Unlike prominent new natural lawyers, who either omit God from their scheme altogether or hide Him behind a pseudo-algebraic façade, McCall unabashedly bases law on classical philosophical and theological precepts.
While committed opponents of traditional natural law may not be convinced, McCall’s presentation is nonetheless extremely lucid, clear and thought-provoking for those who have become uncomfortable with the supposedly self-evident principles of modern jurisprudence – principles which deny any real connection between law and morality and nature.
One of McCall’s merits is that he draws upon a great tradition of Thomism and Catholic jurisprudence, eg the medieval jurists, Charles de Koninck, Henri Grenier and Alasdair MacIntyre. His sources form a rich, varied tradition that was never actually refuted, but merely pooh-poohed and ignored.
The following may illustrate some of its value. Holmes’s quotation above was meant to show roughly that the common law (and the somewhat crude natural law jurisprudence underlying it) did not in fact dictate particular legal results in many (perhaps most) cases.
There is, for instance, no a priori reason to drive on the left rather than the right.

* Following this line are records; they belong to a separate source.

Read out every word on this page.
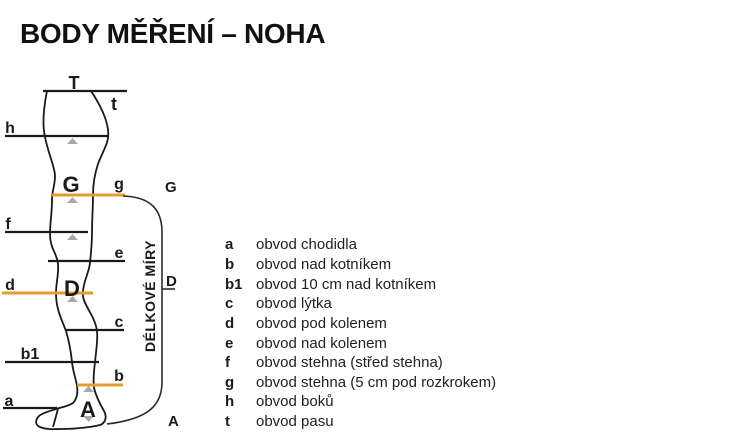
BODY MĚŘENÍ – NOHA
G
D
A
DÉLKOVÉ MÍRY
T
t
h
G g
f
e
D
d
c
b1
b
a	A
a	obvod chodidla
b	obvod nad kotníkem
b1 obvod 10 cm nad kotníkem
c	obvod lýtka
d	obvod pod kolenem
e	obvod nad kolenem
f	obvod stehna (střed stehna)
g	obvod stehna (5 cm pod rozkrokem)
h	obvod boků
t	obvod pasu
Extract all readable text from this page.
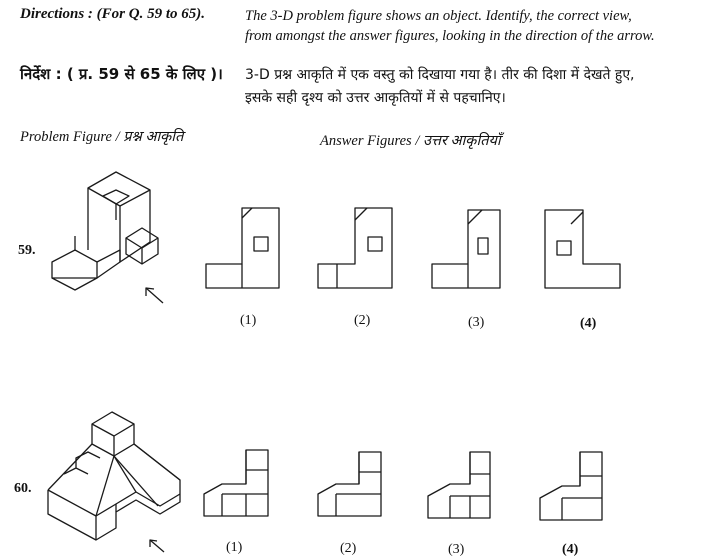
Directions : (For Q. 59 to 65).	The 3-D problem figure shows an object. Identify, the correct view,
from amongst the answer figures, looking in the direction of the arrow.
निर्देश : ( प्र. 59 से 65 के लिए )। 3-D प्रश्न आकृति में एक वस्तु को दिखाया गया है। तीर की दिशा में देखते हुए,
इसके सही दृश्य को उत्तर आकृतियों में से पहचानिए।
Problem Figure / प्रश्न आकृति	Answer Figures / उत्तर आकृतियाँ
59.
(1)	(2)	(3)	(4)
60.
(1)	(2)	(3)	(4)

Hence, appeals to some “brooding omnipresence in the sky” were really appeals to the disguised, real drivers of legal outcomes. McCall shows masterfully that natural law should not be conceived of as an exhaustive code in the sky, but rather as a set of general moral principles, from which particular laws are determined through human agency and choice. Thus, the natural law principle might be roughly “citizens should be kept safe and avoid harm”. A priori, it is true: there is no reason to drive on one particular side. But to secure the common good, the legislature must concretise the general principle of reason through an act of will (ie an ordinance). Then driving on the left (or right) becomes binding on the citizens.
There isn’t space to fully explore McCall’s trenchant observations here, but it is one of very many tours-de-force in this book. Beyond his forthright, blunt insistence on unfashionable tenets of classical thought, for the Catholic reader there are only a few drawbacks to this book. McCall’s first chapter has a somewhat sloppy (though ultimately sound, read charitably) exposition of the common good.
Finally, his written style, though clear, is often clunky, and relies perhaps too heavily on metaphors. Overall, however, The Architecture of Law is a brilliant exposition of the classical view of natural law.